Build Robust & Production Quality Applications - Lesson 6: Staging Server & Production Servers
24 May 2015Follow this tutorial on Heroku to understand the difference between staging and prodcution
A few things I'd like to add:
1) Make staging server's configuration and data as close to the production server as possible - after all, the purpose of having the staging server is to be able to test out new features in a "production like" environment.
If you production app is already launched, you can periodically take database dumps from the production server to populate the staging server. You could automate this as well with either a replication service, or if you are on Heroku, use Heroku's follower DB (comes with a cost) https://devcenter.heroku.com/articles/heroku-postgres-follower-databases
2) You want to be mindful on email sending on staging - staging server will actually send out emails. You want to make sure that you do not spam your users while testing out features on the staging server. This can be achieved by adding a conditional in your mailer to see if the environment is staging, and if it is, set email recipients to administrators (such as yourself). This way, you can still test and verify that emails are sent out, but you don't spam users.

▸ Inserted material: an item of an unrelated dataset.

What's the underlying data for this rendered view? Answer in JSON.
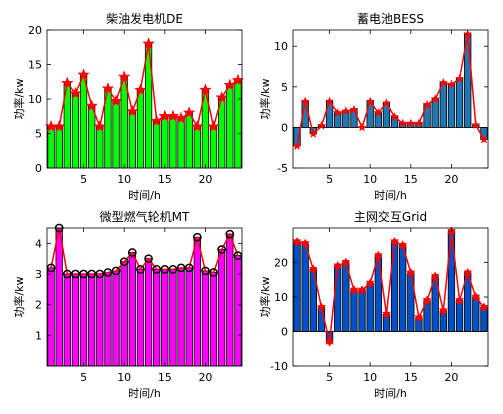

3) Your staging server can (and typically should) have a different config itself - you just need to create a staging.rb file in config/environments directory, and with it you can specify the exact settings you want on there (for example, turning on asset pipeline or not, sending out email or not, charging credit card for real or not, etc). On your Heroku staging server, make sure to set RACKENV and RAILSENV to staging, then it'll use that config instead.